Perceval : “Voor een speler zijn er heel wat parallellen met theater. Voetbal is een groepssport, theater ook. Je kan geen voorstelling maken met tien acteurs, waarvan er eentje denkt : ik ben belangrijk. De koning in een drama van Shakespeare bestaat slechts door al de anderen rond hem. Ligt er eentje in zijn neus te peuteren, dan is die ene koning geen koning meer. De groep is maar zo sterk als de slechtste acteur. In het voetbal zie je die ene sterspeler ook niet lopen als de ploeg vierkant draait.”

Bistiaux : “Er zijn parallellen, maar ook verschillen. Ik neem aan dat de oorsprong van het theater te maken heeft met de loutering van de menselijke ziel. Het supporteren, het voetbal in het algemeen, vindt zijn oorsprong in de sublimatie van geweld. In de oertijden sloegen ze elkaar de kop in, daarna werd dat vervangen door het tweegevecht, nog later door de sport. Het is wat eng om het tot een stammentwist te herleiden, maar eigenlijk is het zo. Elke stam brengt zijn team in de strijd.”

Perceval : “Ik denk dat theater ook een sublimatie van geweld is, alleen op een andere manier. Wat zie je op de scène, al meer dan tweeduizend jaar ? Dat mensen elkaar de kop inslaan, man en vrouw elkaar afslachten. Theater houdt ons een spiegel voor, het is een confrontatie met onze diepste, donkerste roerselen.”

Bistiaux : “Eén van onze supportersscharen noemt zich The Red Tribe. Je kan nog zo lucide of cerebraal zijn, als je met je club meeleeft ga je daarin voor een stuk mee. Maar rationeel genalyseerd is het belachelijk.”

Perceval : “Er is één fascinerende parallel, vind ik. Op het moment dat je team de winnende goal maakt, is de collectieve vreugde-ontlading hetzelfde als een catharsis bij een toneelvoorstelling als het publiek zich identificeert met een lach of een traan. Een collectieve, emotionele outing.”

Bistiaux : “In het theater is er minder tegenpartij. In het voetbal triomfeer je over een vijand.”

Perceval : “In het theater is de tegenpartij jezelf. Als je lacht lach je met jezelf, wenen doe je met jezelf. In die zin gaat het dieper dan voetbal. Je wordt meer met jezelf geconfronteerd.”

Is theater daarom elitairder dan voetbal ?
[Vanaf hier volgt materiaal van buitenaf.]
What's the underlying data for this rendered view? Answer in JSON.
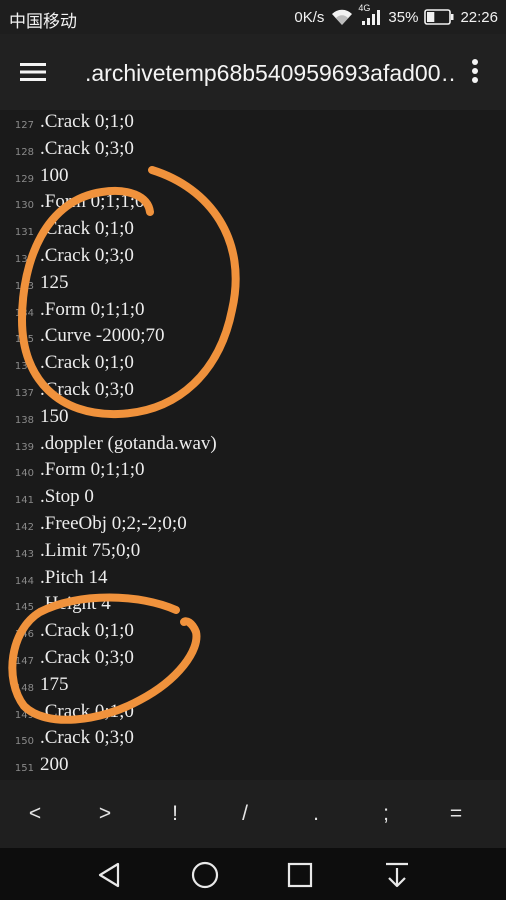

Perceval : “Die discussie is relatief. Geef mij evenveel zendtijd als Big Brother en mijn zaal zit ook vol, dan zijn mijn acteurs even populair als Betty. De media duwen ons in de elitaire hoek.”
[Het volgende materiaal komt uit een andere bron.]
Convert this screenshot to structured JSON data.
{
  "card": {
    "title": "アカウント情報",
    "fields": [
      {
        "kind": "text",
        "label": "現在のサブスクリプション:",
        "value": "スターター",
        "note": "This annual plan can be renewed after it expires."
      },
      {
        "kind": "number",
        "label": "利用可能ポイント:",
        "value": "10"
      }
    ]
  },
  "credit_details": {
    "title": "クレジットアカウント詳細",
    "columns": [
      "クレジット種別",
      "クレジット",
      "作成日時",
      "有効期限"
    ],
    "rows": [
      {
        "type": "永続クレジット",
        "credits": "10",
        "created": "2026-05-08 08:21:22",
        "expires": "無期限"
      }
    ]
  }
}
Bistiaux : “De media bepalen alles, Big Brother is daarvan inderdaad het beste voorbeeld. Hoge kijkcijfers voor een non-event als geen ander, een bende kettingrokers die elkaar af en toe in de armen vallen. Dan interviewen ze een vader van iemand die eruit vliegt en zegt die : ik vind dat mijn zoon het goed gedaan heeft. Goed gedaan ?!” Perceval barst in lachen uit, maar Bistiaux gaat door : “Die heeft níks gedaan ! Het gaat mijn begripsvermogen te boven, maar elke avond kijkt er wel een miljoen mensen.”
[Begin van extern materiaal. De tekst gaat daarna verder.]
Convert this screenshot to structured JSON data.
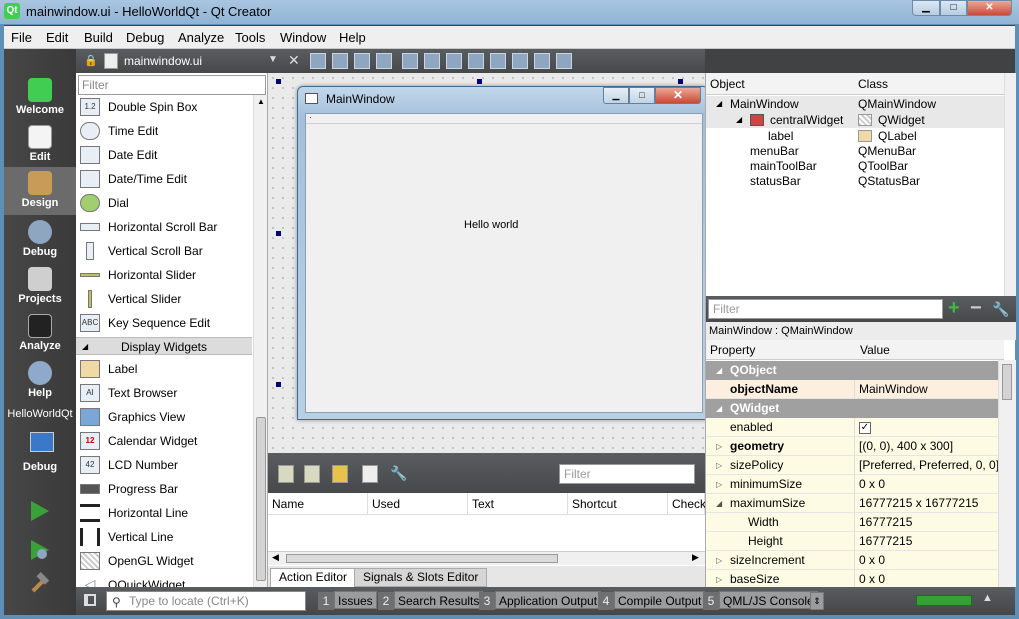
{
  "window": {
    "title": "mainwindow.ui - HelloWorldQt - Qt Creator",
    "app_icon": "Qt",
    "minimize": "▁",
    "maximize": "□",
    "close": "✕"
  },
  "menubar": [
    "File",
    "Edit",
    "Build",
    "Debug",
    "Analyze",
    "Tools",
    "Window",
    "Help"
  ],
  "modes": [
    {
      "label": "Welcome",
      "icon": "qt-logo-icon"
    },
    {
      "label": "Edit",
      "icon": "document-icon"
    },
    {
      "label": "Design",
      "icon": "pencil-ruler-icon",
      "active": true
    },
    {
      "label": "Debug",
      "icon": "bug-icon"
    },
    {
      "label": "Projects",
      "icon": "folder-icon"
    },
    {
      "label": "Analyze",
      "icon": "oscilloscope-icon"
    },
    {
      "label": "Help",
      "icon": "question-icon"
    }
  ],
  "project_target": {
    "name": "HelloWorldQt",
    "mode": "Debug"
  },
  "editor_toolbar": {
    "file": "mainwindow.ui"
  },
  "widgetbox": {
    "filter_placeholder": "Filter",
    "items_top": [
      {
        "label": "Double Spin Box",
        "icon": "1.2"
      },
      {
        "label": "Time Edit",
        "icon": "clock"
      },
      {
        "label": "Date Edit",
        "icon": "cal"
      },
      {
        "label": "Date/Time Edit",
        "icon": "cal"
      },
      {
        "label": "Dial",
        "icon": "dial"
      },
      {
        "label": "Horizontal Scroll Bar",
        "icon": "hsb"
      },
      {
        "label": "Vertical Scroll Bar",
        "icon": "vsb"
      },
      {
        "label": "Horizontal Slider",
        "icon": "hs"
      },
      {
        "label": "Vertical Slider",
        "icon": "vs"
      },
      {
        "label": "Key Sequence Edit",
        "icon": "ABC"
      }
    ],
    "category": "Display Widgets",
    "items_display": [
      {
        "label": "Label",
        "icon": "tag"
      },
      {
        "label": "Text Browser",
        "icon": "AI"
      },
      {
        "label": "Graphics View",
        "icon": "gv"
      },
      {
        "label": "Calendar Widget",
        "icon": "12"
      },
      {
        "label": "LCD Number",
        "icon": "42"
      },
      {
        "label": "Progress Bar",
        "icon": "pb"
      },
      {
        "label": "Horizontal Line",
        "icon": "hl"
      },
      {
        "label": "Vertical Line",
        "icon": "vl"
      },
      {
        "label": "OpenGL Widget",
        "icon": "gl"
      },
      {
        "label": "QQuickWidget",
        "icon": "qq"
      }
    ]
  },
  "form": {
    "title": "MainWindow",
    "label_text": "Hello world"
  },
  "action_editor": {
    "filter_placeholder": "Filter",
    "columns": [
      "Name",
      "Used",
      "Text",
      "Shortcut",
      "Check"
    ],
    "tabs": [
      "Action Editor",
      "Signals & Slots Editor"
    ]
  },
  "object_inspector": {
    "headers": [
      "Object",
      "Class"
    ],
    "rows": [
      {
        "object": "MainWindow",
        "class": "QMainWindow"
      },
      {
        "object": "centralWidget",
        "class": "QWidget"
      },
      {
        "object": "label",
        "class": "QLabel"
      },
      {
        "object": "menuBar",
        "class": "QMenuBar"
      },
      {
        "object": "mainToolBar",
        "class": "QToolBar"
      },
      {
        "object": "statusBar",
        "class": "QStatusBar"
      }
    ]
  },
  "property_editor": {
    "filter_placeholder": "Filter",
    "class_label": "MainWindow : QMainWindow",
    "headers": [
      "Property",
      "Value"
    ],
    "rows": [
      {
        "name": "QObject",
        "value": ""
      },
      {
        "name": "objectName",
        "value": "MainWindow"
      },
      {
        "name": "QWidget",
        "value": ""
      },
      {
        "name": "enabled",
        "value": "✓"
      },
      {
        "name": "geometry",
        "value": "[(0, 0), 400 x 300]"
      },
      {
        "name": "sizePolicy",
        "value": "[Preferred, Preferred, 0, 0]"
      },
      {
        "name": "minimumSize",
        "value": "0 x 0"
      },
      {
        "name": "maximumSize",
        "value": "16777215 x 16777215"
      },
      {
        "name": "Width",
        "value": "16777215"
      },
      {
        "name": "Height",
        "value": "16777215"
      },
      {
        "name": "sizeIncrement",
        "value": "0 x 0"
      },
      {
        "name": "baseSize",
        "value": "0 x 0"
      }
    ]
  },
  "statusbar": {
    "locator_placeholder": "Type to locate (Ctrl+K)",
    "tabs": [
      {
        "num": "1",
        "label": "Issues"
      },
      {
        "num": "2",
        "label": "Search Results"
      },
      {
        "num": "3",
        "label": "Application Output"
      },
      {
        "num": "4",
        "label": "Compile Output"
      },
      {
        "num": "5",
        "label": "QML/JS Console"
      }
    ],
    "build_progress": 1.0
  }
}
Perceval : “Het beantwoordt aan een behoefte die mensen ook naar theater lokt. Loeren door een sleutelgat.”

Bistiaux : “Voyeurisme.”

Perceval : “Het succes van de cinema, van tv, van Big Brother, is ook het succes van het theater. Shakespeare verleidde zijn publiek met wat Big Brother doet : bloot, mannen die vrouwen speelden. Shock-speare noemden ze hem vroeger. Theater beantwoordt aan eenzelfde soort perversie, zin om te gluren hoe iemand anders zijn vrouw afslaat, wat ze doen in de slaapkamer… We leven in een tv-tijd, waarin mensen rustig in de zetel mogen blijven zitten en we alles tot bij hen brengen.”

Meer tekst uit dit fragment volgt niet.